Howard, meanwhile, has been on the shelf since suffering a torn achilles on the final out of Philadelphia’s 2011 season. At the time it was estimated that he’d miss at least the first three months of the season, assuming there were no setbacks in his recovery. The timing couldn’t have been worse, as this year coincides with the beginning of a massive contract extension the Phillies had given him well before he’d reach free agency – not to mention the fact that the injury came during the playoffs, as the team was eliminated by the eventual World Series Champion Cardinals.
Howard has appeared in just two games on the season since re-joining the Phillies, picking up a pair of hits in 8 plate appearances. In his absence, most of the first base at bats went to Ty Wigginton and John Mayberry. The veteran Wigginton has batted .247/.318/.398 on the year, with 9 HR and 35 RBI over 261 plate appearances. He’s primarily been a role player over his 11 year career, a role that seems more appropriate than playing everyday. Mayberry hasn’t faired much better at the plate, hitting just .232/.269/.377 with 6 HR and 23 RBI in 219 plate appearances. He’s been seeing a fair amount of time as the team’s fourth outfielder as well as filling in at first.
Perhaps what’s been most concerning, however, have been the struggles the team’s pitching staff has faced.
Roy Halladay struggled to a 4-5 record and 3.98 ERA in 11 starts before landing on the DL with a lat strain. The team’s long time ace might be nearing a return soon, however, potentially even by next weekend if things go well through his rehab starts. Meanwhile his rotation mate, Cliff Lee, has been a story in itself for much of the season’s first half. He’s made 14 starts and has matched Halladay’s 3.98 ERA, yet thanks to a stagnant offense has managed just a 1-5 record on the season.
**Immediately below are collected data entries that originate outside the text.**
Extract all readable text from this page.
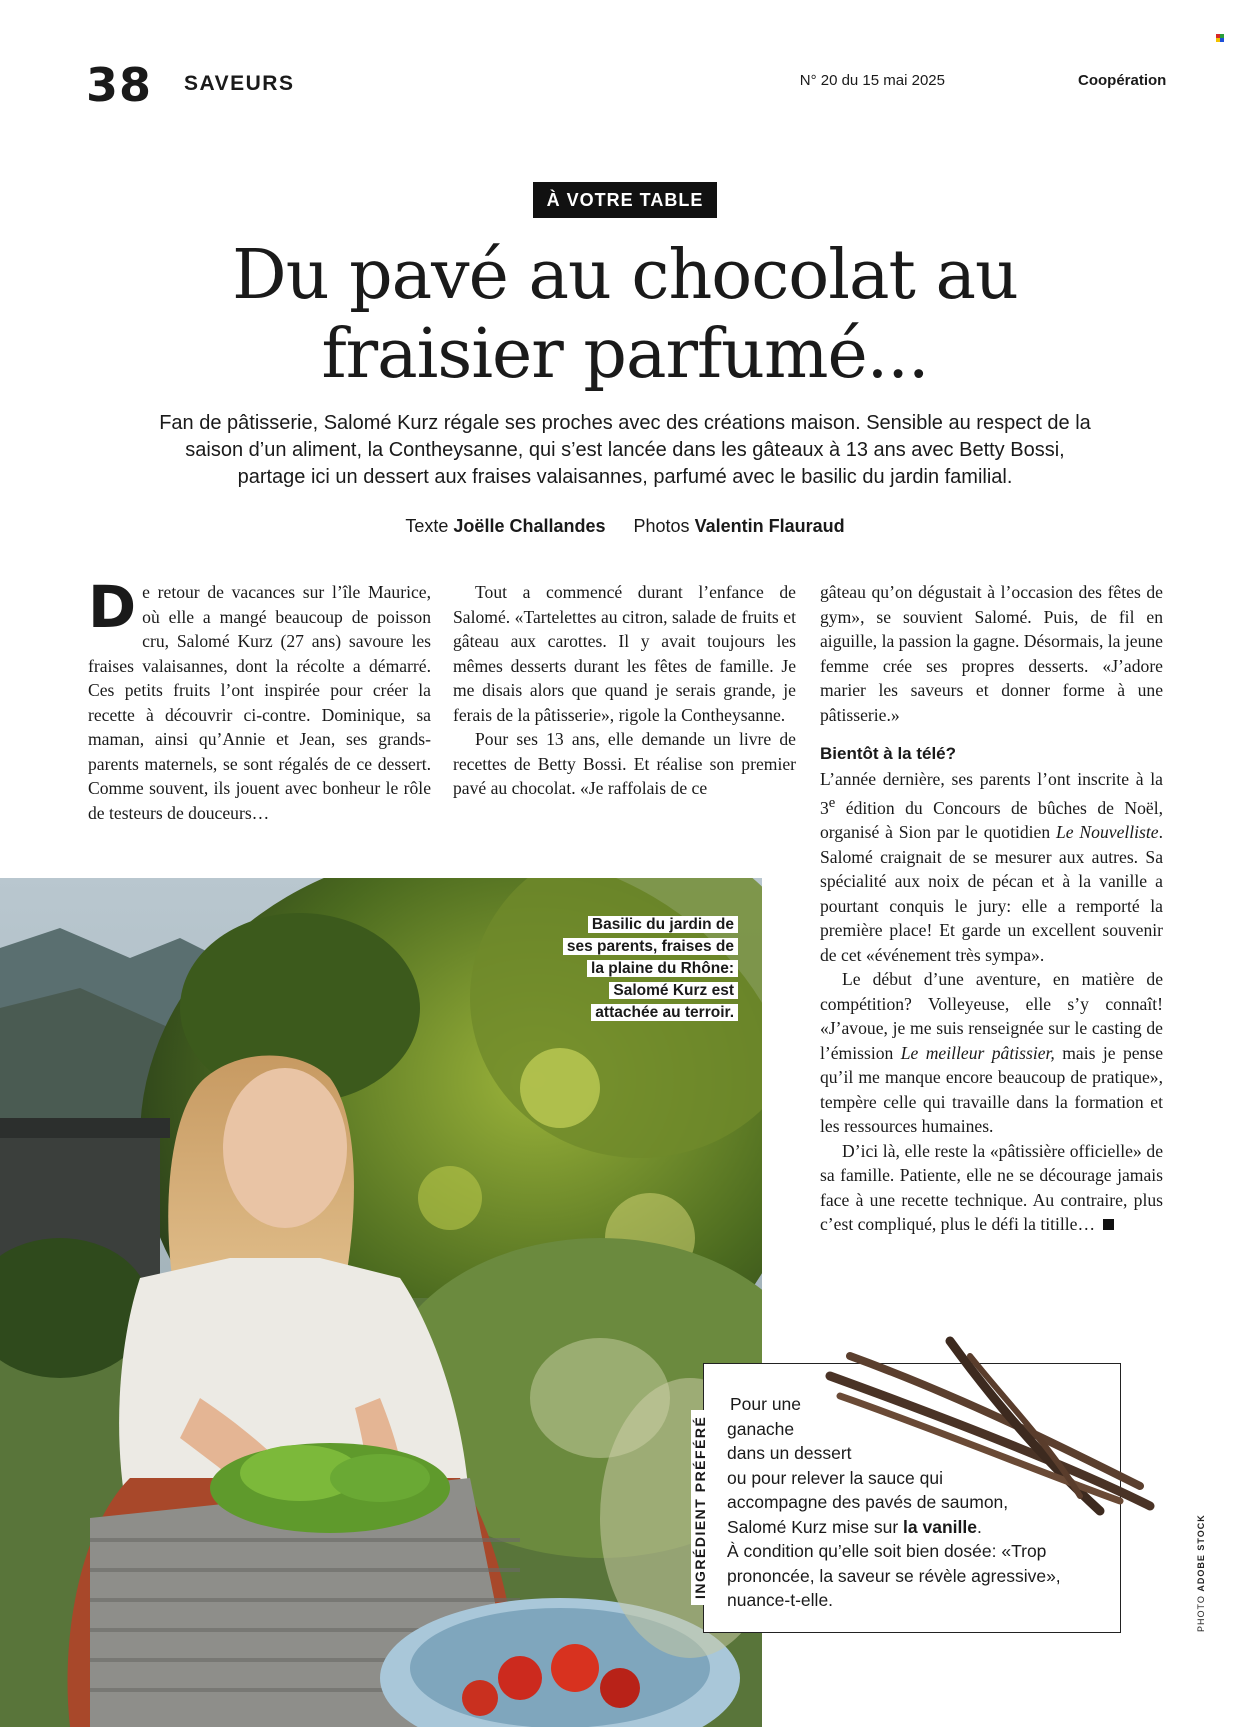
38 SAVEURS	N° 20 du 15 mai 2025	Coopération
À VOTRE TABLE
Du pavé au chocolat au
fraisier parfumé...

Fan de pâtisserie, Salomé Kurz régale ses proches avec des créations maison. Sensible au respect de la saison d’un aliment, la Contheysanne, qui s’est lancée dans les gâteaux à 13 ans avec Betty Bossi, partage ici un dessert aux fraises valaisannes, parfumé avec le basilic du jardin familial.

Texte Joëlle Challandes Photos Valentin Flauraud

De retour de vacances sur l’île Maurice, où elle a mangé beaucoup de poisson cru, Salomé Kurz (27 ans) savoure les fraises valaisannes, dont la récolte a démarré. Ces petits fruits l’ont inspirée pour créer la recette à découvrir ci-contre. Dominique, sa maman, ainsi qu’Annie et Jean, ses grands-parents maternels, se sont régalés de ce dessert. Comme souvent, ils jouent avec bonheur le rôle de testeurs de douceurs…

Tout a commencé durant l’enfance de Salomé. «Tartelettes au citron, salade de fruits et gâteau aux carottes. Il y avait toujours les mêmes desserts durant les fêtes de famille. Je me disais alors que quand je serais grande, je ferais de la pâtisserie», rigole la Contheysanne.

Pour ses 13 ans, elle demande un livre de recettes de Betty Bossi. Et réalise son premier pavé au chocolat. «Je raffolais de ce

gâteau qu’on dégustait à l’occasion des fêtes de gym», se souvient Salomé. Puis, de fil en aiguille, la passion la gagne. Désormais, la jeune femme crée ses propres desserts. «J’adore marier les saveurs et donner forme à une pâtisserie.»

Bientôt à la télé?

L’année dernière, ses parents l’ont inscrite à la 3e édition du Concours de bûches de Noël, organisé à Sion par le quotidien Le Nouvelliste. Salomé craignait de se mesurer aux autres. Sa spécialité aux noix de pécan et à la vanille a pourtant conquis le jury: elle a remporté la première place! Et garde un excellent souvenir de cet «événement très sympa».

Le début d’une aventure, en matière de compétition? Volleyeuse, elle s’y connaît! «J’avoue, je me suis renseignée sur le casting de l’émission Le meilleur pâtissier, mais je pense qu’il me manque encore beaucoup de pratique», tempère celle qui travaille dans la formation et les ressources humaines.

D’ici là, elle reste la «pâtissière officielle» de sa famille. Patiente, elle ne se décourage jamais face à une recette technique. Au contraire, plus c’est compliqué, plus le défi la titille…

Basilic du jardin de
ses parents, fraises de
la plaine du Rhône:
Salomé Kurz est
attachée au terroir.
INGRÉDIENT PRÉFÉRÉ

Pour une
ganache
dans un dessert
ou pour relever la sauce qui
accompagne des pavés de saumon,
Salomé Kurz mise sur la vanille.
À condition qu’elle soit bien dosée: «Trop
prononcée, la saveur se révèle agressive»,
nuance-t-elle.	PHOTO ADOBE STOCK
Cole Hamels has been the best pitcher the Phillies have had, going 10-4 with a 3.20 ERA through 17 starts on the year. He’s seen plenty of time in the headlines this year – between beaning Bryce Harper back in April, his impending free agency, and now the possibility that he hits the trade market in the coming weeks. Phillies fans seem generally conflicted on Hamels’ situation, with some believing he should be handed a contract extension while others pining for a blockbuster trade at the end of July. His situation is one that will be necessary to follow in the coming weeks as it could have major implications to the team’s future.
Overpriced free agent signing Jonathan Papelbon has been reliable at the back end of the bullpen, saving 18 games with a 3.34 ERA over 33 appearances, but he’s been the group’s lone consistent option this year. Antonio Bastardo has struggled to locate the plate and the team has lost David Herndon (Tommy John Surgery) and Jose Contreras (torn right UCL, surgery has yet to be scheduled) to season-ending injuries. Rookie left-hander Jake Diekman has been a nice surprise since joining the bullpen, pitching to a 3.57 ERA with 13.2 K/9 (though he has walked 5.6/9) in 19 appearances.
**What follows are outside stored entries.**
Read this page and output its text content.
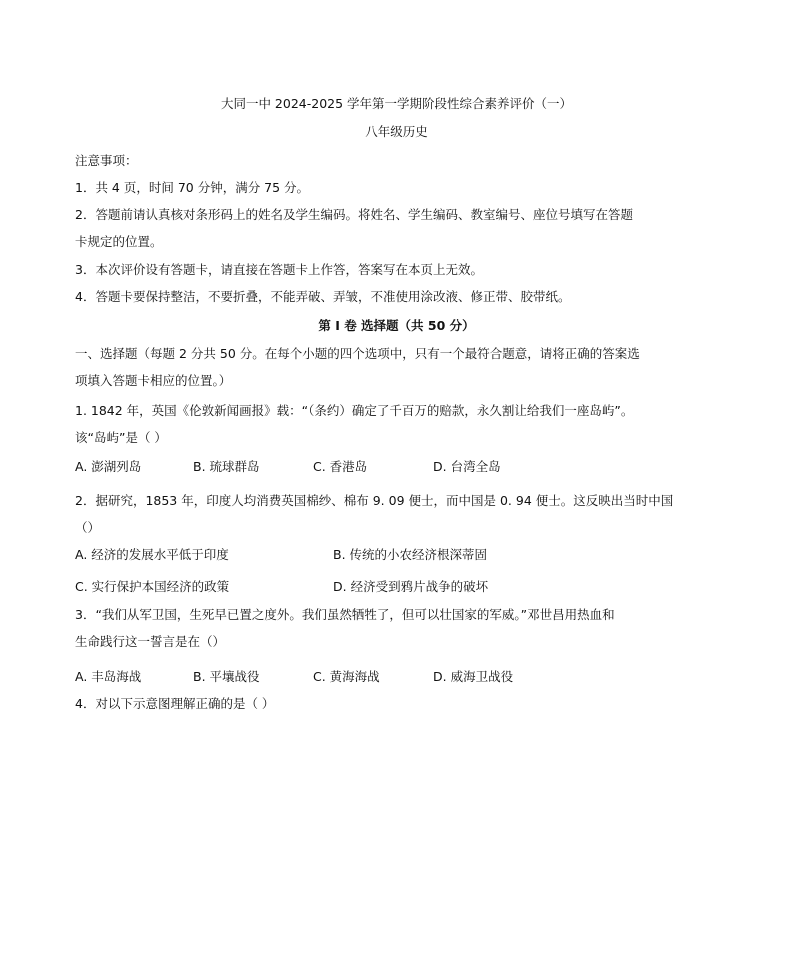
大同一中 2024-2025 学年第一学期阶段性综合素养评价（一）
八年级历史
注意事项：
1．共 4 页，时间 70 分钟，满分 75 分。
2．答题前请认真核对条形码上的姓名及学生编码。将姓名、学生编码、教室编号、座位号填写在答题
卡规定的位置。
3．本次评价设有答题卡，请直接在答题卡上作答，答案写在本页上无效。
4．答题卡要保持整洁，不要折叠，不能弄破、弄皱，不准使用涂改液、修正带、胶带纸。
第 I 卷 选择题（共 50 分）
一、选择题（每题 2 分共 50 分。在每个小题的四个选项中，只有一个最符合题意，请将正确的答案选
项填入答题卡相应的位置。）
1. 1842 年，英国《伦敦新闻画报》载：“（条约）确定了千百万的赔款，永久割让给我们一座岛屿”。
该“岛屿”是（ ）
A. 澎湖列岛	B. 琉球群岛	C. 香港岛	D. 台湾全岛
2．据研究，1853 年，印度人均消费英国棉纱、棉布 9. 09 便士，而中国是 0. 94 便士。这反映出当时中国
（）
A. 经济的发展水平低于印度	B. 传统的小农经济根深蒂固
C. 实行保护本国经济的政策	D. 经济受到鸦片战争的破坏
3．“我们从军卫国，生死早已置之度外。我们虽然牺牲了，但可以壮国家的军威。”邓世昌用热血和
生命践行这一誓言是在（）
A. 丰岛海战	B. 平壤战役	C. 黄海海战	D. 威海卫战役
4．对以下示意图理解正确的是（ ）
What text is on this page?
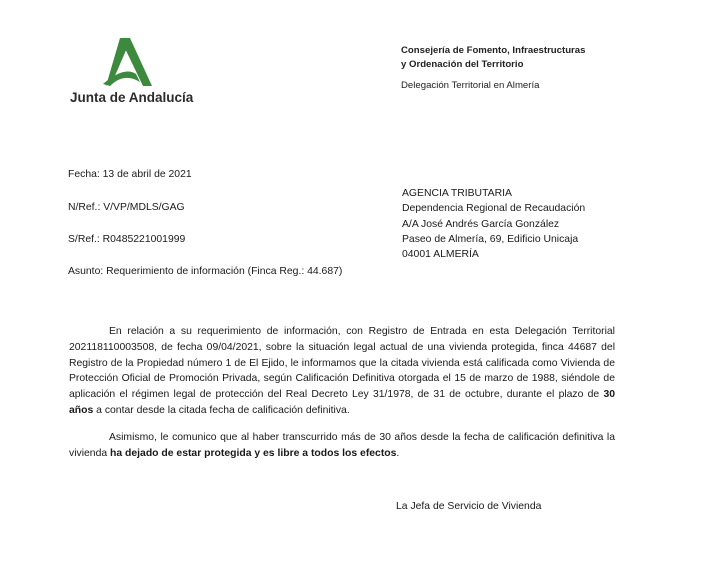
Junta de Andalucía
Consejería de Fomento, Infraestructuras
y Ordenación del Territorio
Delegación Territorial en Almería
Fecha: 13 de abril de 2021
N/Ref.: V/VP/MDLS/GAG
S/Ref.: R0485221001999
Asunto: Requerimiento de información (Finca Reg.: 44.687)
AGENCIA TRIBUTARIA
Dependencia Regional de Recaudación
A/A José Andrés García González
Paseo de Almería, 69, Edificio Unicaja
04001 ALMERÍA
En relación a su requerimiento de información, con Registro de Entrada en esta Delegación Territorial 202118110003508, de fecha 09/04/2021, sobre la situación legal actual de una vivienda protegida, finca 44687 del Registro de la Propiedad número 1 de El Ejido, le informamos que la citada vivienda está calificada como Vivienda de Protección Oficial de Promoción Privada, según Calificación Definitiva otorgada el 15 de marzo de 1988, siéndole de aplicación el régimen legal de protección del Real Decreto Ley 31/1978, de 31 de octubre, durante el plazo de 30 años a contar desde la citada fecha de calificación definitiva.
Asimismo, le comunico que al haber transcurrido más de 30 años desde la fecha de calificación definitiva la vivienda ha dejado de estar protegida y es libre a todos los efectos.
La Jefa de Servicio de Vivienda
It’s likely too early to count the Phillies completely out of things in the NL East, but the chances that they can come back from a 14.0 game deficit are slim. The Phillies and Nationals will play twelve more times this year – three in Washington between July 31st and August 2nd, three at Philadelphia from August 24-26, three at Philadelphia from September 25-27, and then a season-ending series at Washington October 1-3.